Segundo o serviço de estatística da União Europeia, analisando as principais componentes da inflação da dimensão do euro, espera-se que os serviços apresentem a taxa anual mais elevada em junho (3,3%, em conferência com 3,2% em maio), seguidos pelos produtos alimentares, álcool e tabaco (3,1%, face aos 3,2% em maio), bens industriais não energéticos (0,5% em conferência com 0,6% em maio) e pujança (-2,7%, que se comparam com -3,6% em maio).
A inflação subjacente, que exclui produtos com preços mais voláteis porquê vitualhas não transformados e pujança, é estimada em 2,3%, inabalável face a maio e aquém dos 2,9% de junho de 2024.

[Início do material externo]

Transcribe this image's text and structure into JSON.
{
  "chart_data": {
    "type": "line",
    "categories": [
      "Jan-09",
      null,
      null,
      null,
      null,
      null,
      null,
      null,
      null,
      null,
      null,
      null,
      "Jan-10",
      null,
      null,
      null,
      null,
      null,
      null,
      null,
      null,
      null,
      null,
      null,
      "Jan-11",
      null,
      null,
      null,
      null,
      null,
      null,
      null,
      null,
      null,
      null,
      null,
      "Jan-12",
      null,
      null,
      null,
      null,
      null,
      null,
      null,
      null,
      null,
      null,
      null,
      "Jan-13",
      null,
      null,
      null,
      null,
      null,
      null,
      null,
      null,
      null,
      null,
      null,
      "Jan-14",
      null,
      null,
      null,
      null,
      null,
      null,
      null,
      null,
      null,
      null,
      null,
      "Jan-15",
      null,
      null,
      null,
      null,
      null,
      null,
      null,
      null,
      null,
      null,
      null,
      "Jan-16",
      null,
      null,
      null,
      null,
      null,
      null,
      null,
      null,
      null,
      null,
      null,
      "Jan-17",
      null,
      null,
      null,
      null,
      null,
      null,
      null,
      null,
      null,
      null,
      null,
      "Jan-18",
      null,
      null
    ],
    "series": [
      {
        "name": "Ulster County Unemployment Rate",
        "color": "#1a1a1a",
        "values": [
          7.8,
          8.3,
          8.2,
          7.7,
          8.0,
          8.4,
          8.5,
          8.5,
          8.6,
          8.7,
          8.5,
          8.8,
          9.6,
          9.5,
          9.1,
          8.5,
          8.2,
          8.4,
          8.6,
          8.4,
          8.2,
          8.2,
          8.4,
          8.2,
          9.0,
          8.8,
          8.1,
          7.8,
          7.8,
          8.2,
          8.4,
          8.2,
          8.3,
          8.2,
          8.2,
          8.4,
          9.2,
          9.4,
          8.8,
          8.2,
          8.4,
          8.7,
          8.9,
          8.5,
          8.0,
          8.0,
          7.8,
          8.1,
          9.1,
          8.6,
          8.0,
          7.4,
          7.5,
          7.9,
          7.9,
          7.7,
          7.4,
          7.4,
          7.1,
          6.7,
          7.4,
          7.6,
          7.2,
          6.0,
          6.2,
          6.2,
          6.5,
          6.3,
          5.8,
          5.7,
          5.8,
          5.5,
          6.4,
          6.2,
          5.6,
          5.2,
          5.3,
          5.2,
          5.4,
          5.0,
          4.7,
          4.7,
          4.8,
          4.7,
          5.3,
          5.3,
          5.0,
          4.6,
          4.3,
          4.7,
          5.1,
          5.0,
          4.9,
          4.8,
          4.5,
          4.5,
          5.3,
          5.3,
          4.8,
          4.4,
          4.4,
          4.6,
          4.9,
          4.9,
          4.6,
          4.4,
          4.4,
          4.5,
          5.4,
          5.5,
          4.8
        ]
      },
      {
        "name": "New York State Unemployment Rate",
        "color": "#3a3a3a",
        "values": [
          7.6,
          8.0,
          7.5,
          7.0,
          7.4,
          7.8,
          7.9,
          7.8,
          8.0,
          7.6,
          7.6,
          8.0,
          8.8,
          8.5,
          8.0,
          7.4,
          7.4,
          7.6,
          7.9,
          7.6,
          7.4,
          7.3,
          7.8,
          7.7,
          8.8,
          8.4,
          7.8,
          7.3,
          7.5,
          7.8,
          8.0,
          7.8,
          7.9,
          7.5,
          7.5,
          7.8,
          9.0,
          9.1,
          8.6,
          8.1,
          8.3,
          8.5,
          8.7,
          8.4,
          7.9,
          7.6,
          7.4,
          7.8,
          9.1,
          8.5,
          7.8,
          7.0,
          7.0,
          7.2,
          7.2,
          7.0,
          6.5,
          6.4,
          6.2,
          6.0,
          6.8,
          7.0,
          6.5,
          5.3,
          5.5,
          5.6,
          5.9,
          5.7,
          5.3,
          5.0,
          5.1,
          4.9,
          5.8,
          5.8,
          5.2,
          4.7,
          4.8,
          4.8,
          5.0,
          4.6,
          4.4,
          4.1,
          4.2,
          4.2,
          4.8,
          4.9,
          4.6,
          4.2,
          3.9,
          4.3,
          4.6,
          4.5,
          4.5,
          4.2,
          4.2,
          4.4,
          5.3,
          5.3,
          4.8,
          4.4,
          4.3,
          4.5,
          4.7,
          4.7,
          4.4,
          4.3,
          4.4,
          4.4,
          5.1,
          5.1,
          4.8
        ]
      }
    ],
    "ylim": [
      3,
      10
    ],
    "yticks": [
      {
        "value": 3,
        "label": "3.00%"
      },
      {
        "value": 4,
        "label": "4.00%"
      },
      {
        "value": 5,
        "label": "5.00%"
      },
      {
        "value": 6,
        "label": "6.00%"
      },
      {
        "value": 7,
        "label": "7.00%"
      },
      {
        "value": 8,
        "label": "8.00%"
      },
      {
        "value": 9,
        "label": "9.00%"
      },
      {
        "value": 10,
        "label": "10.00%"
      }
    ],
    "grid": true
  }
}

Entre os países da moeda única, as taxas de inflação mais altas — medidas pelo Índice Harmonizado de Preços ao Consumidor (IPHC) – são estimadas na Estónia (5,0%), Eslováquia (4,6%) e Letónia (4,0%).
As taxas mais baixas, por outro lado, deverão ser registadas em Chipre (0,5%), França (0,8%) e na Irlanda (-1,6%).
Para Portugal, o Eurostat estima uma taxa de inflação anual medida pelo IHPC de 2,1% em junho, um recuo na conferência com o mês homólogo (3,1%) e supra dos 1,7% registados em maio.